How many times have we held each others gazes, locked in another realm where time stands still around us.
Our conversations drawn out, never awkward, only lingering on every syllable as to make it last.
The electrifying current between us like a Tesla coil could incinerate any being who dare walk between us.
With each passing life, we are like two parallel lines, never intersecting.
Fated to stand by each others side and behind this glass wall.
Never to hold..to touch..to slap..to kiss..to laugh..to wipe the tears..to scream..to make love.
We can only share each others secrets and clasp our hearts to each owns chest as to not let anyone know our feelings.
They can never know…they would never understand.
Such judgments would be laid upon us as to smite out our spirits..and our undying secret love.
Life has taken me down many paths. I have played many different roles too, daughter, friend, lover, mother, wife. The one that was the most haunting was the “other” woman. Played out through cyber correspondence, or an affair in the back seat on a hot summer night, the lingering effects are taboo, but addicting. Don’t get me wrong, this is neither to have pity for me, or inspire an affair you might have been plotting, just simply my story. My feelings on the roller coaster of human emotions we either choose to keep subdued, or act upon.
I cannot tell you the first time it ever happened, but I do know, the first taste of the adrenaline rush was when I was innocent to the affair. My first emotion was anger, then disappointment, then heartache, ending in confusion. What had just happened? I kissed his lips, felt his hand slide up my shirt and across my flesh. The reel playing over and over in my mind. Wait, I can’t see you again? You don’t know when, oh…right..I get it..You are 1) taken, 2) engaged, 3) married…Sitting pondering the event, why had that just happened? The thoughts of “If I had known..” crept into my mind. Then the sensation of the thrill of it..these butterflies that returned after my stomach stopped churning were different. I had done a bad…bad thing…and I liked it.

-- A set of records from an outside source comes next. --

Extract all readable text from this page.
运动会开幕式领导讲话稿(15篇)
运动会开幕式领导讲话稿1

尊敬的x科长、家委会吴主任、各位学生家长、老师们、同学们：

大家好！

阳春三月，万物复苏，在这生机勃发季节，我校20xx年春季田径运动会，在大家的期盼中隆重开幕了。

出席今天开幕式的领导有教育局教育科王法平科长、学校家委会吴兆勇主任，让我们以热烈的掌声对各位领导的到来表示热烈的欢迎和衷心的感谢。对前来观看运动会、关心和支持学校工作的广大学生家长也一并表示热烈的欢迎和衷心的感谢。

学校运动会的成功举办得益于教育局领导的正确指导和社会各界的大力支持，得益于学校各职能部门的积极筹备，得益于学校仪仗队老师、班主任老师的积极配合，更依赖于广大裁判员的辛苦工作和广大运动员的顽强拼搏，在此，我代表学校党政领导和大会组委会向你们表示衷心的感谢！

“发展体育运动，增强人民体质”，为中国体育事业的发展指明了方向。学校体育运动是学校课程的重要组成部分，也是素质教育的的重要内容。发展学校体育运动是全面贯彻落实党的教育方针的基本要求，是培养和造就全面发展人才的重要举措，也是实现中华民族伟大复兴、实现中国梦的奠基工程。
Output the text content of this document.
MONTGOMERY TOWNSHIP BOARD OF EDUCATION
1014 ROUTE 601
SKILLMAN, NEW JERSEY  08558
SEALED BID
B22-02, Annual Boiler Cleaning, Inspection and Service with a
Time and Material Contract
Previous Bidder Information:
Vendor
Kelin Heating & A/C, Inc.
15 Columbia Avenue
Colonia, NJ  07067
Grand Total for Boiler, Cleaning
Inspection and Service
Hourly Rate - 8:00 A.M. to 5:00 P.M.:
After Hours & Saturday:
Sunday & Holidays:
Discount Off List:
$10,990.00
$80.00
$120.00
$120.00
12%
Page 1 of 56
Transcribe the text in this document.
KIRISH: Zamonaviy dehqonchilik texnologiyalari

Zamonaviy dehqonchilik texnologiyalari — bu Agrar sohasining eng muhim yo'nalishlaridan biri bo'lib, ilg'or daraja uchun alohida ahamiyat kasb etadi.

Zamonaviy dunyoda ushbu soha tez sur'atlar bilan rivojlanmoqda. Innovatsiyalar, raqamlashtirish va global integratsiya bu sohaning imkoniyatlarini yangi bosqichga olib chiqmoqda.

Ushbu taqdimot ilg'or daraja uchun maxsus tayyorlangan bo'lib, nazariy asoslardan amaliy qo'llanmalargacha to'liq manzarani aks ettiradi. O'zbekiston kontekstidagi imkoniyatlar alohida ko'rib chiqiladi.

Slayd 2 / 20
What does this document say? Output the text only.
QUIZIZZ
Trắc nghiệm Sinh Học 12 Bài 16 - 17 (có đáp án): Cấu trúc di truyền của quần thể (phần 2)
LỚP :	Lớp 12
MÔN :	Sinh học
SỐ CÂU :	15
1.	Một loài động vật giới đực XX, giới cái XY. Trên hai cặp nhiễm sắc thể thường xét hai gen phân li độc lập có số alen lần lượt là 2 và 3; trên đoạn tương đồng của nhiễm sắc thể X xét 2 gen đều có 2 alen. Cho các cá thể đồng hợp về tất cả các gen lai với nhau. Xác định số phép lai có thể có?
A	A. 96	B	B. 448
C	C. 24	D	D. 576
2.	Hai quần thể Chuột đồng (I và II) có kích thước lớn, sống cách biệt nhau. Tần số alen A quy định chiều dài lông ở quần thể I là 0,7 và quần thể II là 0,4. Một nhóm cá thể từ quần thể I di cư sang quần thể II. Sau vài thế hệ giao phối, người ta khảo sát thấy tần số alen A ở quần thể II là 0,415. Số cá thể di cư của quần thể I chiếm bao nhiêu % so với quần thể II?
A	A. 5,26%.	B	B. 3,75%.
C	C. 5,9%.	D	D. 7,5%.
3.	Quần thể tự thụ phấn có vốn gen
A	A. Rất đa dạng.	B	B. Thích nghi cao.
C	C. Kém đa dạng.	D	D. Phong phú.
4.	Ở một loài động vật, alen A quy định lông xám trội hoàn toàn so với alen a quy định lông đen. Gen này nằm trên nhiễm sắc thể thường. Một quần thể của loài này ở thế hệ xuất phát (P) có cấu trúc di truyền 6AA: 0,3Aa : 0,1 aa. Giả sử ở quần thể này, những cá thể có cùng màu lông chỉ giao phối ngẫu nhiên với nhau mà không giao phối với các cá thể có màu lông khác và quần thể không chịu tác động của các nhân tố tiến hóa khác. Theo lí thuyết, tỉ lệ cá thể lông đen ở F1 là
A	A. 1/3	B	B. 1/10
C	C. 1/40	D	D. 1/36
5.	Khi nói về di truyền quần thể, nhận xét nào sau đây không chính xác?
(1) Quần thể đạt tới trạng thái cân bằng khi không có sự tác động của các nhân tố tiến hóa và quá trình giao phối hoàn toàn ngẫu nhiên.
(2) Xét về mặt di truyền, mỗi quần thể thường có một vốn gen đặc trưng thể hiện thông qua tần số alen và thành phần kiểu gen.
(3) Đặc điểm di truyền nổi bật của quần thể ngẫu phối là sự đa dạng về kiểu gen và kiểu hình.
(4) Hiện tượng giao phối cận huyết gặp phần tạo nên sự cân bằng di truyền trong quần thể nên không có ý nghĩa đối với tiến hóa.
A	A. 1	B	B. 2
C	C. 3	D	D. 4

So what did that mean? Was I a totally horrible person? The after effects were a mixture of regret and anticipation to feel that same sensation again. What would the other woman think? Say? Feel? Would she find out? I could only compare it to what I know I would feel. I had been cheated on, we have all for the most part felt that heartbreak, and now I was participating in it..no..delighting in it. The question was still “why?”. I was not some concubine looking to raise my family into the higher court of the Kingdom. I was just some chick, getting hers. Technically, I was a home wrecker, slut, whore…yes, all of the above. I never set out with intentions of it. I didn’t troll around seedy bars to find my next poor sap falling off his stool looking for some overdue attention to his manhood. However, I didn’t hesitate either when a gentleman caller would want a fix, and I became knowledgeable of the situation at hand.
Was it the affection I was craving? That sought after feeling of being “wanted”. Is this some poor “I didn’t have a daddy growing up” complex I am abusing? Maybe, or maybe not.. We have the ability to change our paths, and to make our own choices. Free will was the greatest gift ever given to us. Without getting into religious quotes and bible thumping..yes, I do have a conscience. So why did it keep drawing me back? Why couldn’t I just say no? Because I didn’t want to.

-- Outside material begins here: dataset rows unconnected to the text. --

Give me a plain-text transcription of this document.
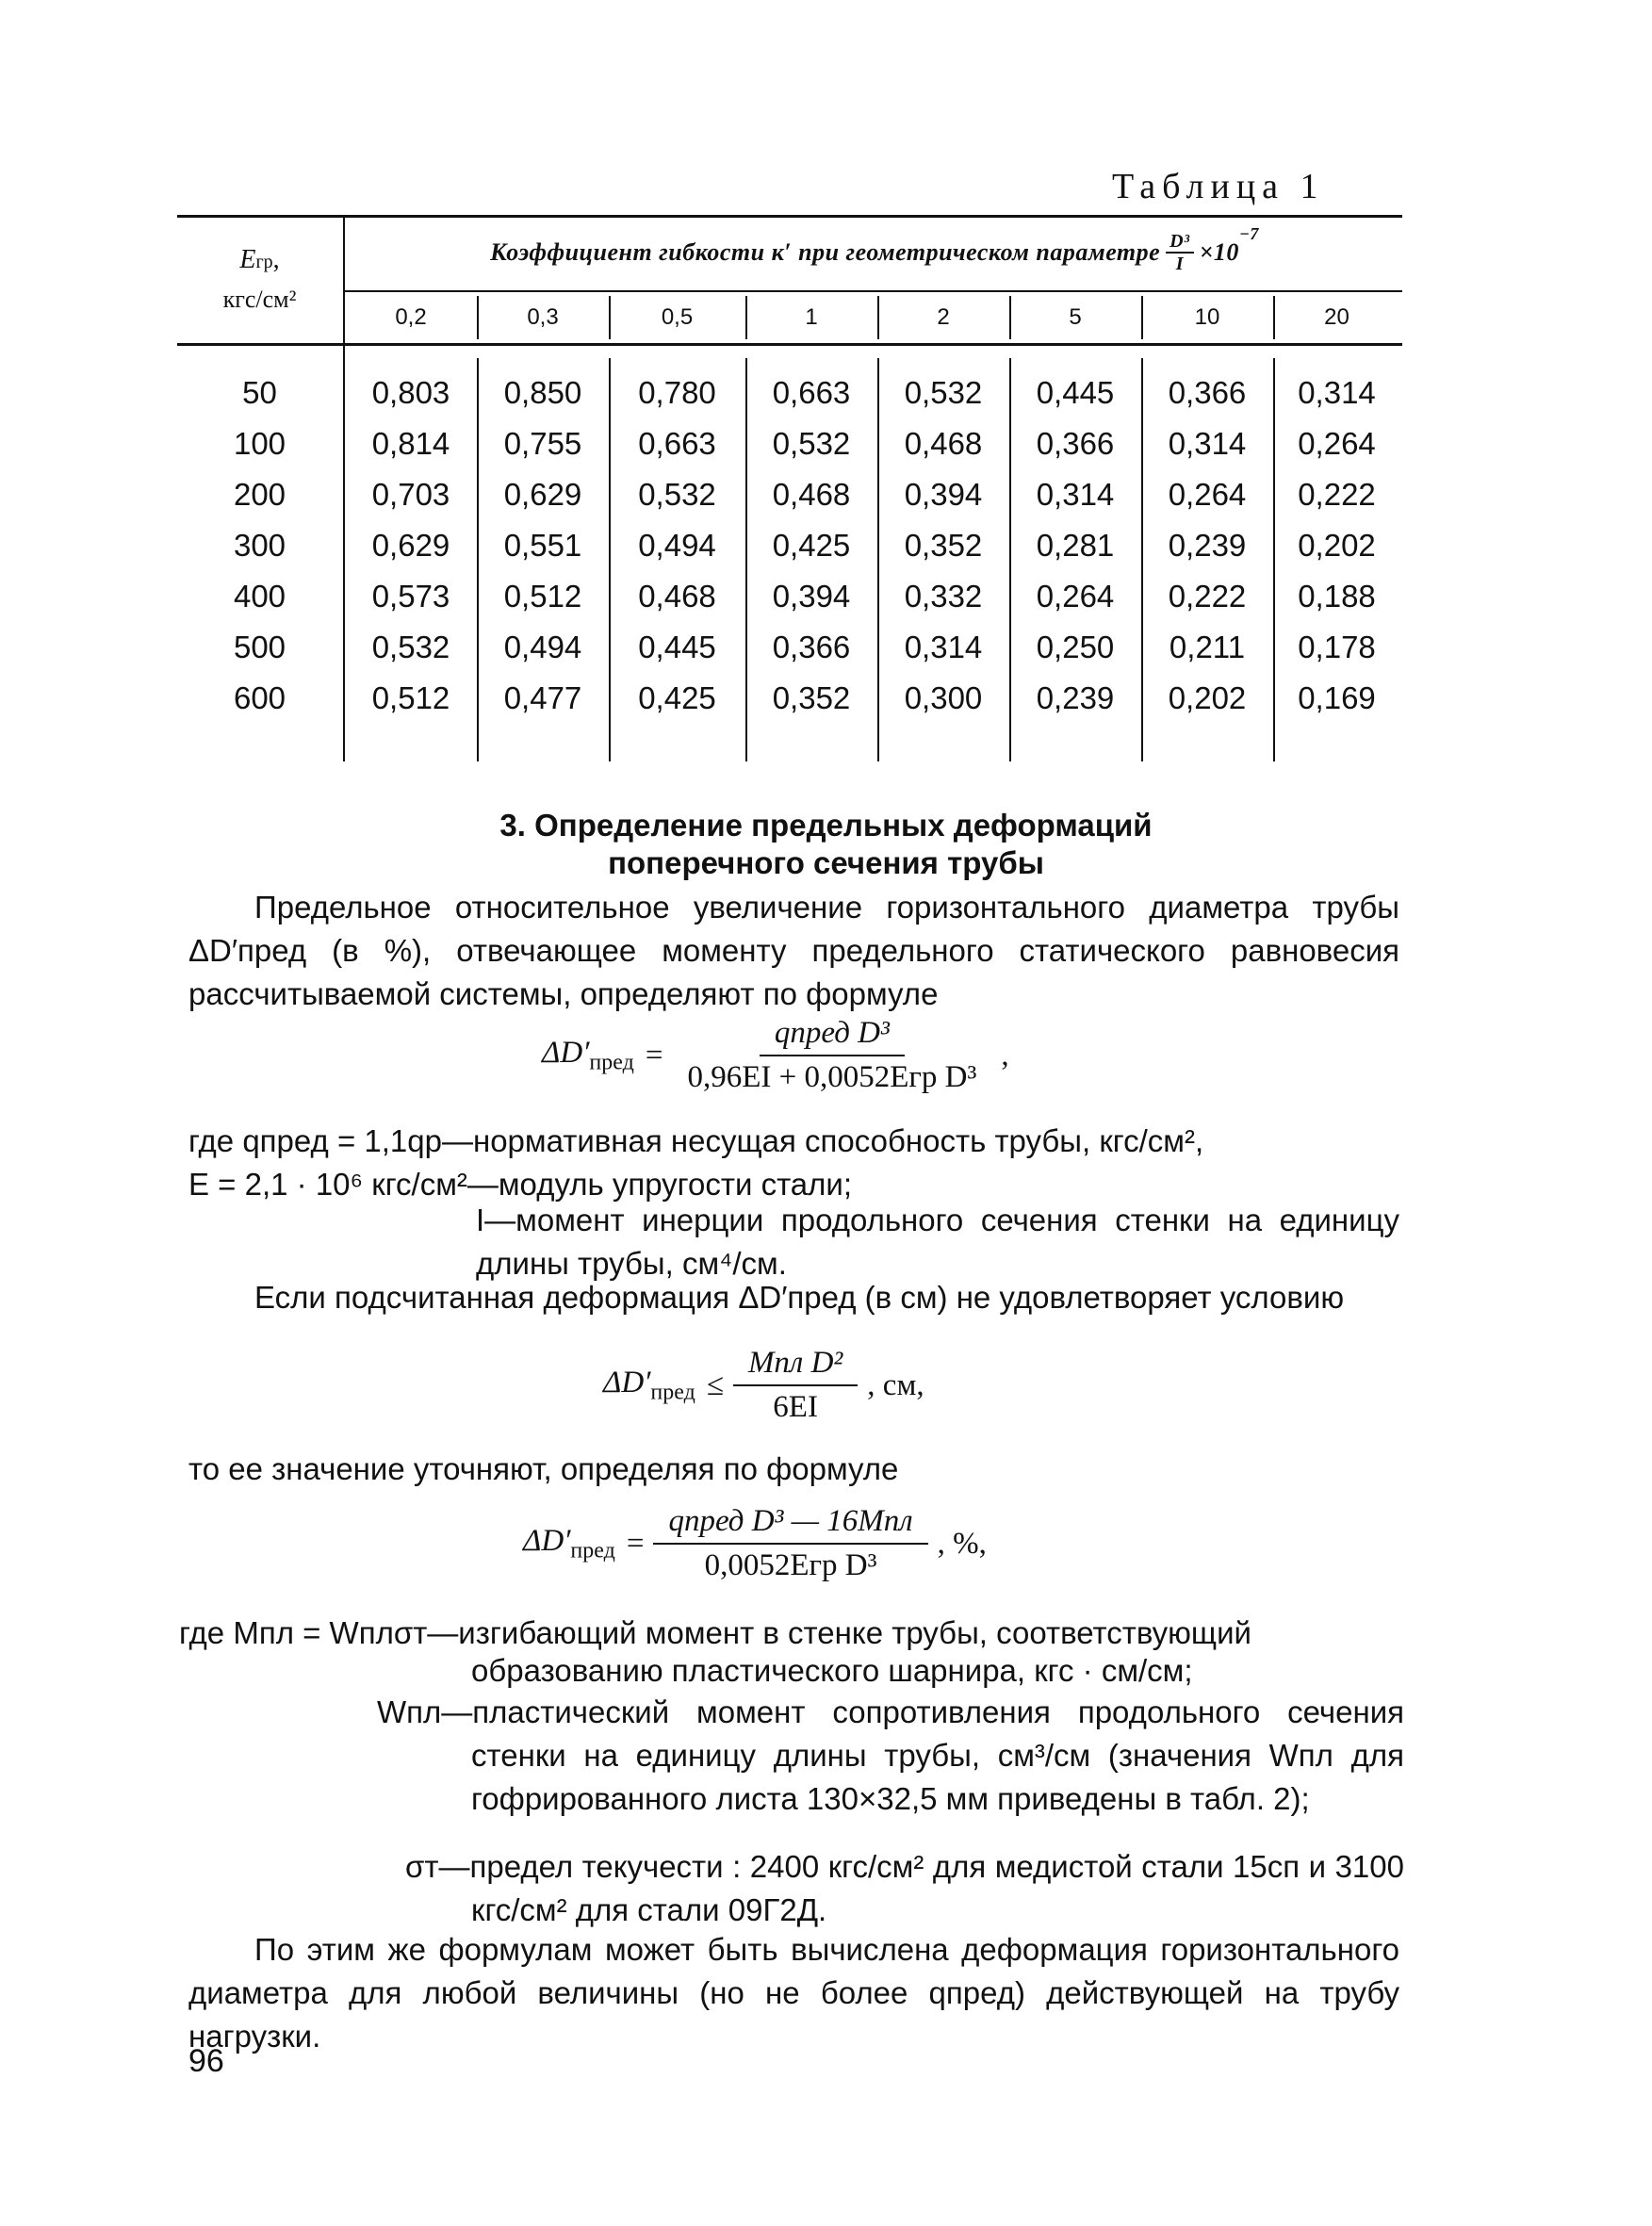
Таблица 1
Eгр,
кгс/см²
Коэффициент гибкости к′ при геометрическом параметре $\frac{\text{D³}}{I} \times 10$
−7
0,2	0,3	0,5	1	2	5	10	20
50	0,803	0,850	0,780	0,663	0,532	0,445	0,366	0,314
100	0,814	0,755	0,663	0,532	0,468	0,366	0,314	0,264
200	0,703	0,629	0,532	0,468	0,394	0,314	0,264	0,222
300	0,629	0,551	0,494	0,425	0,352	0,281	0,239	0,202
400	0,573	0,512	0,468	0,394	0,332	0,264	0,222	0,188
500	0,532	0,494	0,445	0,366	0,314	0,250	0,211	0,178
600	0,512	0,477	0,425	0,352	0,300	0,239	0,202	0,169
3. Определение предельных деформаций
поперечного сечения трубы
Предельное относительное увеличение горизонтального диаметра трубы ΔD′пред (в %), отвечающее моменту предельного статического равновесия рассчитываемой системы, определяют по формуле
$\Delta D'_{пред} = \frac{\text{qпред D³}}{\text{0,96EI + 0,0052Eгр D³}}$ ,
где qпред = 1,1qр—нормативная несущая способность трубы, кгс/см²,
E = 2,1 · 10⁶ кгс/см²—модуль упругости стали;
I—момент инерции продольного сечения стенки на единицу длины трубы, см⁴/см.
Если подсчитанная деформация ΔD′пред (в см) не удовлетворяет условию
$\Delta D'_{пред} \le \frac{\text{Mпл D²}}{6EI}$ , см,
то ее значение уточняют, определяя по формуле
$\Delta D'_{пред} = \frac{\text{qпред D³ — 16Mпл}}{\text{0,0052Eгр D³}}$ , %,
где Mпл = Wплσт—изгибающий момент в стенке трубы, соответствующий
образованию пластического шарнира, кгс · см/см;
Wпл—пластический момент сопротивления продольного сечения стенки на единицу длины трубы, см³/см (значения Wпл для гофрированного листа 130×32,5 мм приведены в табл. 2);
σт—предел текучести : 2400 кгс/см² для медистой стали 15сп и 3100 кгс/см² для стали 09Г2Д.
По этим же формулам может быть вычислена деформация горизонтального диаметра для любой величины (но не более qпред) действующей на трубу нагрузки.
96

The rawness of an affair is unlike any other. There are no shows to be put on. No insecurities. Your previously bound and gagged doppelganger is let loose and you can be who you have always secretly wanted to be in bed. No prude moments when time is of the essence. Passion and a need of release is driving you hard to the finish line. The others eagerness intensifies the moment and it’s your time to shine. “Oh baby that’s right, you wish your woman could do this to you..”, then reciprocated with, “I wish SHE would let me do this to her”. Harder, faster, your heart is going to burst from your chest.

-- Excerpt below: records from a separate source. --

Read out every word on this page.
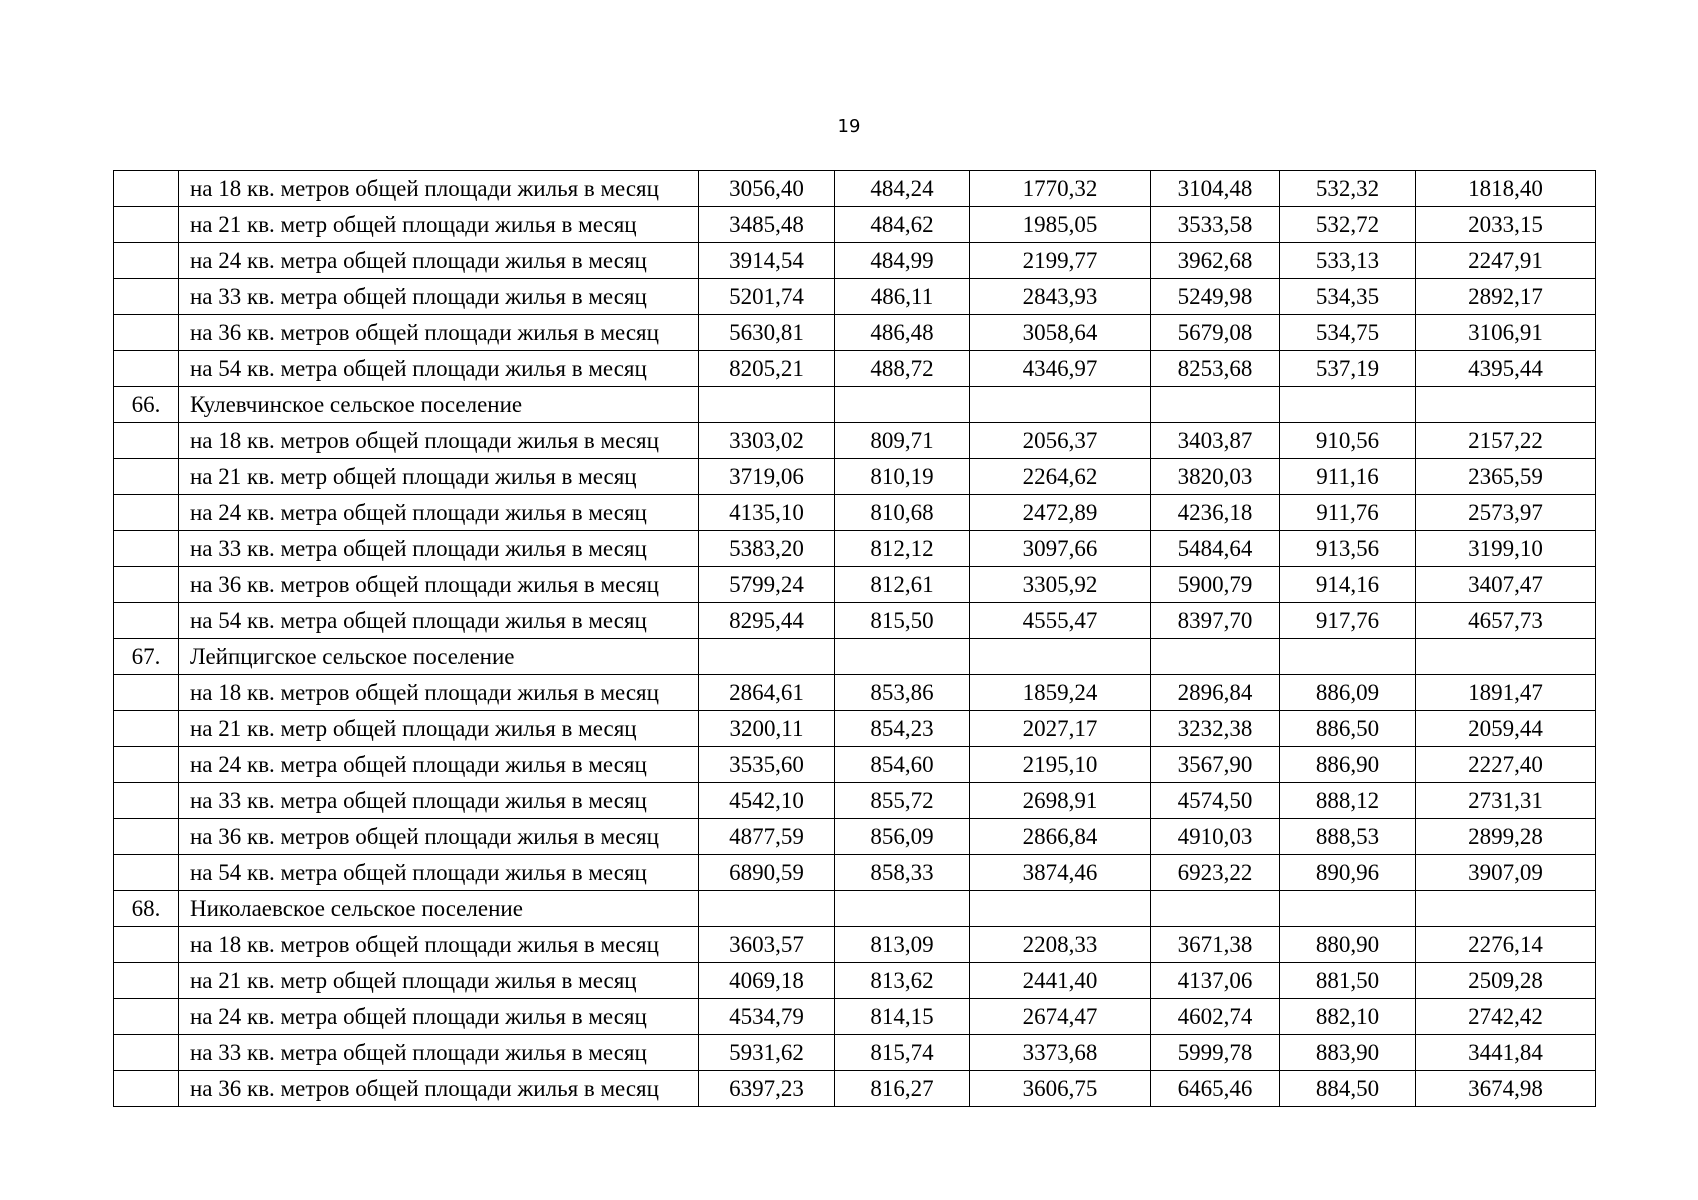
19
	на 18 кв. метров общей площади жилья в месяц	3056,40	484,24	1770,32	3104,48	532,32	1818,40
	на 21 кв. метр общей площади жилья в месяц	3485,48	484,62	1985,05	3533,58	532,72	2033,15
	на 24 кв. метра общей площади жилья в месяц	3914,54	484,99	2199,77	3962,68	533,13	2247,91
	на 33 кв. метра общей площади жилья в месяц	5201,74	486,11	2843,93	5249,98	534,35	2892,17
	на 36 кв. метров общей площади жилья в месяц	5630,81	486,48	3058,64	5679,08	534,75	3106,91
	на 54 кв. метра общей площади жилья в месяц	8205,21	488,72	4346,97	8253,68	537,19	4395,44
66.	Кулевчинское сельское поселение						
	на 18 кв. метров общей площади жилья в месяц	3303,02	809,71	2056,37	3403,87	910,56	2157,22
	на 21 кв. метр общей площади жилья в месяц	3719,06	810,19	2264,62	3820,03	911,16	2365,59
	на 24 кв. метра общей площади жилья в месяц	4135,10	810,68	2472,89	4236,18	911,76	2573,97
	на 33 кв. метра общей площади жилья в месяц	5383,20	812,12	3097,66	5484,64	913,56	3199,10
	на 36 кв. метров общей площади жилья в месяц	5799,24	812,61	3305,92	5900,79	914,16	3407,47
	на 54 кв. метра общей площади жилья в месяц	8295,44	815,50	4555,47	8397,70	917,76	4657,73
67.	Лейпцигское сельское поселение						
	на 18 кв. метров общей площади жилья в месяц	2864,61	853,86	1859,24	2896,84	886,09	1891,47
	на 21 кв. метр общей площади жилья в месяц	3200,11	854,23	2027,17	3232,38	886,50	2059,44
	на 24 кв. метра общей площади жилья в месяц	3535,60	854,60	2195,10	3567,90	886,90	2227,40
	на 33 кв. метра общей площади жилья в месяц	4542,10	855,72	2698,91	4574,50	888,12	2731,31
	на 36 кв. метров общей площади жилья в месяц	4877,59	856,09	2866,84	4910,03	888,53	2899,28
	на 54 кв. метра общей площади жилья в месяц	6890,59	858,33	3874,46	6923,22	890,96	3907,09
68.	Николаевское сельское поселение						
	на 18 кв. метров общей площади жилья в месяц	3603,57	813,09	2208,33	3671,38	880,90	2276,14
	на 21 кв. метр общей площади жилья в месяц	4069,18	813,62	2441,40	4137,06	881,50	2509,28
	на 24 кв. метра общей площади жилья в месяц	4534,79	814,15	2674,47	4602,74	882,10	2742,42
	на 33 кв. метра общей площади жилья в месяц	5931,62	815,74	3373,68	5999,78	883,90	3441,84
	на 36 кв. метров общей площади жилья в месяц	6397,23	816,27	3606,75	6465,46	884,50	3674,98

Then the moment is over..a quick clothes check, phone check..we are good. Almost as if a business exchange just took place, we are now dressed shaking hands and turning opposite directions from the parking lot. The come down now occurs and the self reflection always takes its place. I am the one going home alone. Empty handed. My 30 minutes of glorious fame, yes please hand me my Oscar now, is over.
Is this what I have become. The fluffer for the others relationship. To go home to a warm house, a kiss on a cheek and an “ignorance is bliss” maxim to live by. I know what you are thinking..screaming at me in your head. Karma bitch..haha..if you only knew. It’s not a mistake if repeated time and again right? So why do the boys only love me when they are lonely?